A tennis court was tucked away behind a stand of trees, the ruffled water of a swimming pool sparkled aquamarine in the sun. Horses galloped around white-fenced paddocks, spooked by the circling plane. In the distance was a small cluster of outbuildings, then a village of round thatched houses. Great squares of irrigated green faded into undulating yellow grassland.
It was beautiful. It was real. And being here meant sharing him with Jock and Morag and the ghost of Fiona. To please him, this morning she’d hidden her reluctance to leave Mount Elgon and return to the world of questions and doubts.
Already the thought of losing him was more than she could bear.
In a few days from now, what they’d had together would degenerate into juggling an eleven-hour time difference, patched-in, static-filled conversations, she in Los Angeles, Campbell in the bush somewhere, their exchanges becoming more and more stilted until finally they’d both be grateful to let them fade into memory.
And who knew what he was, really? Her fears were already pressing in again. Cat looked down at the ground racing below, remembering the
raid on the poachers carried out so professionally. The sound of bullets striking rock, the deadly fountains of dust thrown up around him. The savagery he’d shown.
Yet the thought of leaving him was a cold, dense pain in the center of her being.

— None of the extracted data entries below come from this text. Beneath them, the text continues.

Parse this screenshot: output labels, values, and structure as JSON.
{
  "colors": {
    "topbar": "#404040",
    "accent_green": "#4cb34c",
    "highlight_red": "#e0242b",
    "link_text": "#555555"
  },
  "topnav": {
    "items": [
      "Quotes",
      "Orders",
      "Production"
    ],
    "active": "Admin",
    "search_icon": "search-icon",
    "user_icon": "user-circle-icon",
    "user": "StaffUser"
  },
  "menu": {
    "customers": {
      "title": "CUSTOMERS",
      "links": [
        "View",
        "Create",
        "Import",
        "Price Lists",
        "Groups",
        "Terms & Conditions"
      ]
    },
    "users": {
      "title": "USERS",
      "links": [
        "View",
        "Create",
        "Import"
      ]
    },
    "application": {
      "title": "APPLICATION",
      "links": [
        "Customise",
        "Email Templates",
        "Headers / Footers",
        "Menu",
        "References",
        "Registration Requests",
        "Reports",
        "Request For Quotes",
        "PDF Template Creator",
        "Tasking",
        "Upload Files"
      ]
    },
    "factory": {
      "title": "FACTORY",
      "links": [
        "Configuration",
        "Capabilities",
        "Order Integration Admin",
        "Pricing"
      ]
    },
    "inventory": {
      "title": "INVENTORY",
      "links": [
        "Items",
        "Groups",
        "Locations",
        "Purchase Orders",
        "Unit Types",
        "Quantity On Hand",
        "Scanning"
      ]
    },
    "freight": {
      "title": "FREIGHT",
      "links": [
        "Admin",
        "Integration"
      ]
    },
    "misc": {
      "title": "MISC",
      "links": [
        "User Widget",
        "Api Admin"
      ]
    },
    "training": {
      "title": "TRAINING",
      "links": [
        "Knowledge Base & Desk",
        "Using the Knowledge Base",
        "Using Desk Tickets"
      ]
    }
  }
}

Campbell flew to the end of the small airstrip, checked the windsock and put the plane into a slow descent. A herd of zebra wheeled, kicking their heels like circus ponies, tossing their heads in the cloud of red dust that arose as the Cessna touched down. Cat reached for the gold and enamel Cartier powder compact that Paul Neville had given her when they’d first become lovers and peered into the mirror.

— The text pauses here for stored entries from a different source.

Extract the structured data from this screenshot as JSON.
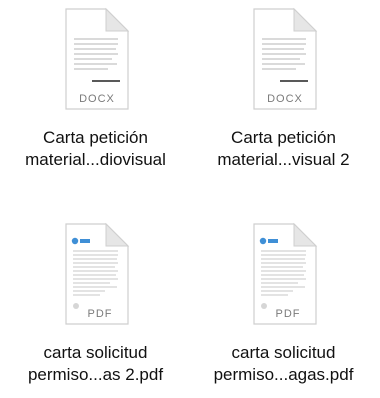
{
  "files": [
    {
      "type_label": "DOCX",
      "kind": "docx",
      "icon": "docx-file-icon",
      "name_line1": "Carta petición",
      "name_line2": "material...diovisual"
    },
    {
      "type_label": "DOCX",
      "kind": "docx",
      "icon": "docx-file-icon",
      "name_line1": "Carta petición",
      "name_line2": "material...visual  2"
    },
    {
      "type_label": "PDF",
      "kind": "pdf",
      "icon": "pdf-file-icon",
      "name_line1": "carta solicitud",
      "name_line2": "permiso...as 2.pdf"
    },
    {
      "type_label": "PDF",
      "kind": "pdf",
      "icon": "pdf-file-icon",
      "name_line1": "carta solicitud",
      "name_line2": "permiso...agas.pdf"
    }
  ],
  "colors": {
    "page_border": "#cfcfcf",
    "fold": "#e6e6e6",
    "type_label": "#7a7a7a",
    "text_lines": "#9a9a9a",
    "pdf_logo": "#3f8fd6"
  }
}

“Don’t tell me you’re nervous,” Campbell said.
Cat snapped closed the lid of the compact and slipped it back into her bag, hearing it click against the Beretta. “Nah.” She held up one trouser-clad leg, inspected a scabbed knee through a gaping L-shaped tear. “What’s to be nervous? I’ve spent the last two days with twigs in my hair, wrestling naked with you on bare ground—”
“Not entirely bare,” he protested. “I remember a bit of grass here and there—”

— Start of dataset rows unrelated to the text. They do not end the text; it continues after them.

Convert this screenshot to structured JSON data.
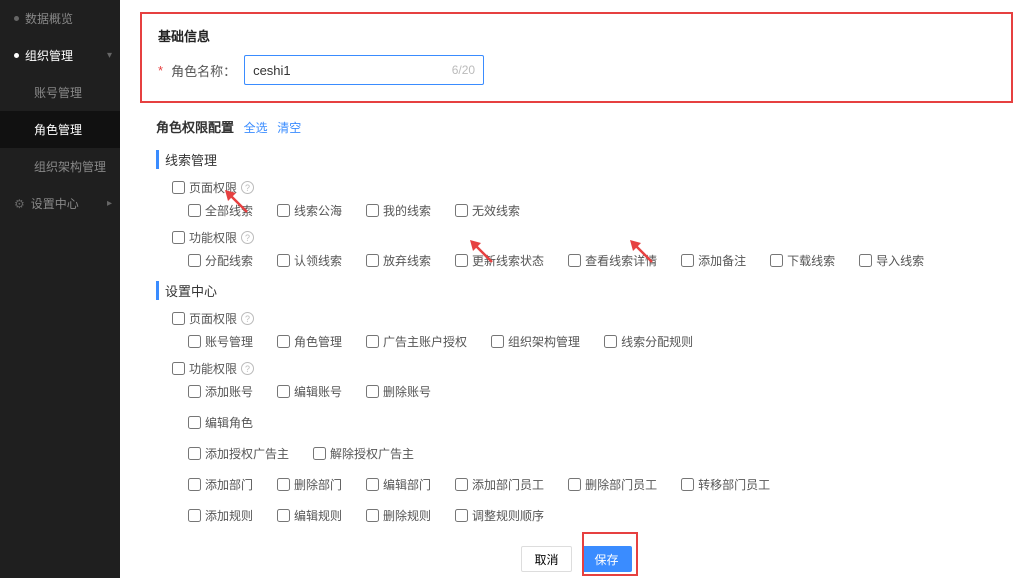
{
  "sidebar": {
    "items": [
      {
        "icon": "dashboard",
        "label": "数据概览"
      },
      {
        "icon": "org",
        "label": "组织管理"
      },
      {
        "label": "账号管理"
      },
      {
        "label": "角色管理"
      },
      {
        "label": "组织架构管理"
      },
      {
        "icon": "gear",
        "label": "设置中心"
      }
    ]
  },
  "basic_info": {
    "section_title": "基础信息",
    "role_name_label": "角色名称：",
    "role_name_value": "ceshi1",
    "role_name_counter": "6/20"
  },
  "perm": {
    "header": "角色权限配置",
    "select_all": "全选",
    "clear": "清空",
    "groups": [
      {
        "title": "线索管理",
        "blocks": [
          {
            "head": "页面权限",
            "help": true,
            "items": [
              "全部线索",
              "线索公海",
              "我的线索",
              "无效线索"
            ]
          },
          {
            "head": "功能权限",
            "help": true,
            "items": [
              "分配线索",
              "认领线索",
              "放弃线索",
              "更新线索状态",
              "查看线索详情",
              "添加备注",
              "下载线索",
              "导入线索"
            ]
          }
        ]
      },
      {
        "title": "设置中心",
        "blocks": [
          {
            "head": "页面权限",
            "help": true,
            "items": [
              "账号管理",
              "角色管理",
              "广告主账户授权",
              "组织架构管理",
              "线索分配规则"
            ]
          },
          {
            "head": "功能权限",
            "help": true,
            "rows": [
              [
                "添加账号",
                "编辑账号",
                "删除账号"
              ],
              [
                "编辑角色"
              ],
              [
                "添加授权广告主",
                "解除授权广告主"
              ],
              [
                "添加部门",
                "删除部门",
                "编辑部门",
                "添加部门员工",
                "删除部门员工",
                "转移部门员工"
              ],
              [
                "添加规则",
                "编辑规则",
                "删除规则",
                "调整规则顺序"
              ]
            ]
          }
        ]
      }
    ]
  },
  "footer": {
    "cancel": "取消",
    "save": "保存"
  }
}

“Bare ground,” she said firmly. “I am about to meet your father for the first time, unexpectedly, I might add, and renew acquaintance with a rebellious daughter. But I’m on top of it, Campbell. Never fear. I am on top of it.”
“Well, N’kosi will get the pants patched up. The twigs, though…” He shook his head doubtfully. “I think you’re on your own with that.”
She laughed, pushed her hair back with both hands. Campbell taxied toward a small corrugated hangar at the end of the strip, scattering a dozen marabou storks who strutted regally off the tarmac just ahead of them, feathers ruffling in the passing breeze, too dignified to hurry.
Inside the dark building, he parked next to another small plane, jumped out and went around the front of the aircraft to swing Cat down before she could open the door herself.